Purpose coherence allowed generals the flexibility to contextualize battle plans to the local situation while staying aligned with the overall campaign’s objectives. This coherence of the local and global objectives helped armies stay on the same page when Plan A inevitably failed.
Properly understood, an adaptive organization accomplishes its purpose by using self-learning and iteration to converge on a configuration ideally suited to its unique environment.
Wildfires
In times of economic challenge like the 2008 financial crises, organizations without a resilient structure simply collapse. We’ve also seen this in industry-specific disruptions like digital music streaming, cloud computing, and online education. Like war, these moments are wildfires. They clear away non-resilient systems and leave only the adaptable to thrive.

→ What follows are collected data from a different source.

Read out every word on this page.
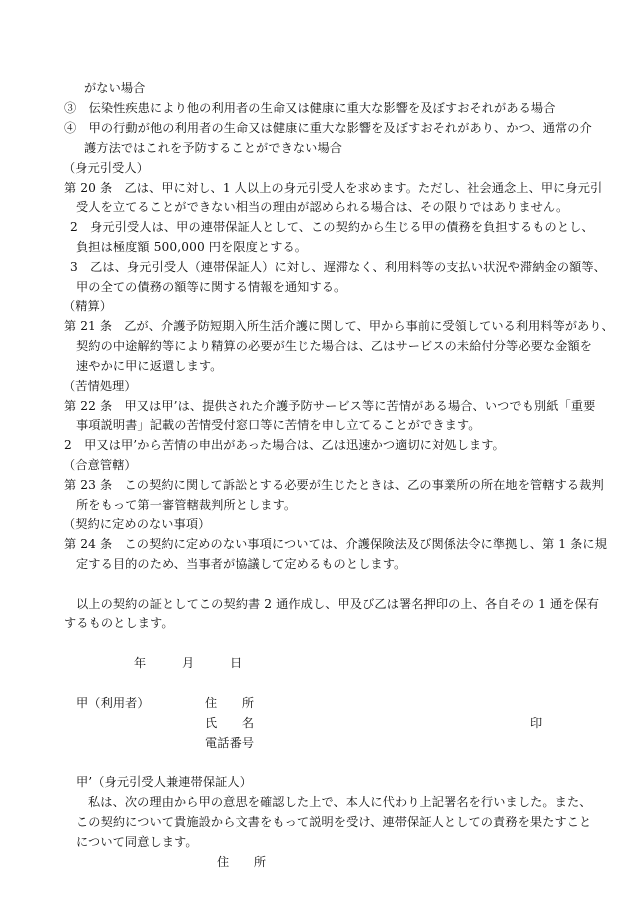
がない場合

③　伝染性疾患により他の利用者の生命又は健康に重大な影響を及ぼすおそれがある場合

④　甲の行動が他の利用者の生命又は健康に重大な影響を及ぼすおそれがあり、かつ、通常の介

護方法ではこれを予防することができない場合

（身元引受人）

第 20 条　乙は、甲に対し、1 人以上の身元引受人を求めます。ただし、社会通念上、甲に身元引

受人を立てることができない相当の理由が認められる場合は、その限りではありません。

2　身元引受人は、甲の連帯保証人として、この契約から生じる甲の債務を負担するものとし、

負担は極度額 500,000 円を限度とする。

3　乙は、身元引受人（連帯保証人）に対し、遅滞なく、利用料等の支払い状況や滞納金の額等、

甲の全ての債務の額等に関する情報を通知する。

（精算）

第 21 条　乙が、介護予防短期入所生活介護に関して、甲から事前に受領している利用料等があり、

契約の中途解約等により精算の必要が生じた場合は、乙はサービスの未給付分等必要な金額を

速やかに甲に返還します。

（苦情処理）

第 22 条　甲又は甲’は、提供された介護予防サービス等に苦情がある場合、いつでも別紙「重要

事項説明書」記載の苦情受付窓口等に苦情を申し立てることができます。

2　甲又は甲’から苦情の申出があった場合は、乙は迅速かつ適切に対処します。

（合意管轄）

第 23 条　この契約に関して訴訟とする必要が生じたときは、乙の事業所の所在地を管轄する裁判

所をもって第一審管轄裁判所とします。

（契約に定めのない事項）

第 24 条　この契約に定めのない事項については、介護保険法及び関係法令に準拠し、第 1 条に規

定する目的のため、当事者が協議して定めるものとします。

以上の契約の証としてこの契約書 2 通作成し、甲及び乙は署名押印の上、各自その 1 通を保有

するものとします。

年	月	日

甲（利用者）	住　　所

氏　　名	印

電話番号

甲’（身元引受人兼連帯保証人）

私は、次の理由から甲の意思を確認した上で、本人に代わり上記署名を行いました。また、

この契約について貴施設から文書をもって説明を受け、連帯保証人としての責務を果たすこと

について同意します。

住　　所
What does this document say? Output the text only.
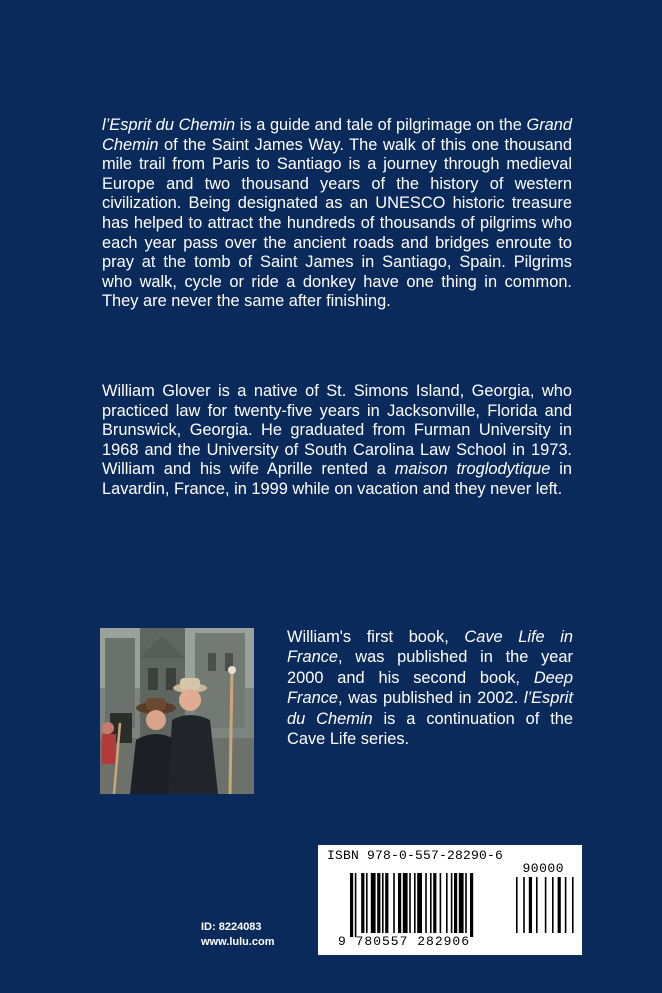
l’Esprit du Chemin is a guide and tale of pilgrimage on the Grand Chemin of the Saint James Way. The walk of this one thousand mile trail from Paris to Santiago is a journey through medieval Europe and two thousand years of the history of western civilization. Being designated as an UNESCO historic treasure has helped to attract the hundreds of thousands of pilgrims who each year pass over the ancient roads and bridges enroute to pray at the tomb of Saint James in Santiago, Spain. Pilgrims who walk, cycle or ride a donkey have one thing in common. They are never the same after finishing.

William Glover is a native of St. Simons Island, Georgia, who practiced law for twenty-five years in Jacksonville, Florida and Brunswick, Georgia. He graduated from Furman University in 1968 and the University of South Carolina Law School in 1973. William and his wife Aprille rented a maison troglodytique in Lavardin, France, in 1999 while on vacation and they never left.

William's first book, Cave Life in France, was published in the year 2000 and his second book, Deep France, was published in 2002. l’Esprit du Chemin is a continuation of the Cave Life series.

ISBN 978-0-557-28290-6
90000
9 780557 282906
ID: 8224083
www.lulu.com
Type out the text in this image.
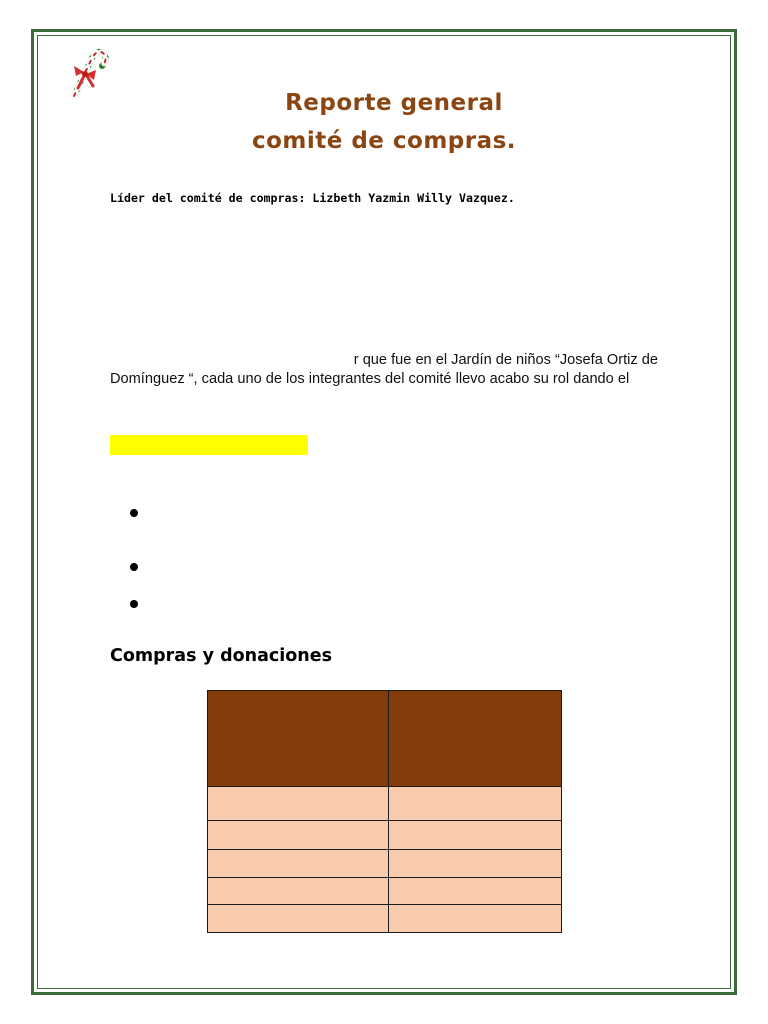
Reporte general
comité de compras.
Líder del comité de compras: Lizbeth Yazmin Willy Vazquez.
r que fue en el Jardín de niños “Josefa Ortiz de
Domínguez “, cada uno de los integrantes del comité llevo acabo su rol dando el
Compras y donaciones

Humans are by far the most advanced learning entities on earth. We are exceptional at adapting to change as new information is made available. The fundamental building blocks of all organizations are people. If people are not the source of organizational rigidity, the root cause must be the nature of the internal human relationships.
Moltke was successful not because he found the best soldiers, but because the interactions between the members of his army nurtured trust and independent thinking.
Why This Matters
Adversity in life, the economy, and war always selects for certain characteristics. The organizations that grow back after layoffs or recessions are the resilient ones.
Organizations scaffold our lives. They determine what cities we live in, what time we wake up, and the type of work that we do. They are the environments within which we do our work. Recessions kill micromanagers. Disruption redistributes people to the resilient organizations that remain or emerge afterwards. The ones where great work is possible.
Today, nothing is laminar. The only types of organizations that will survive will be ones that trust their people and encourage independent thinking.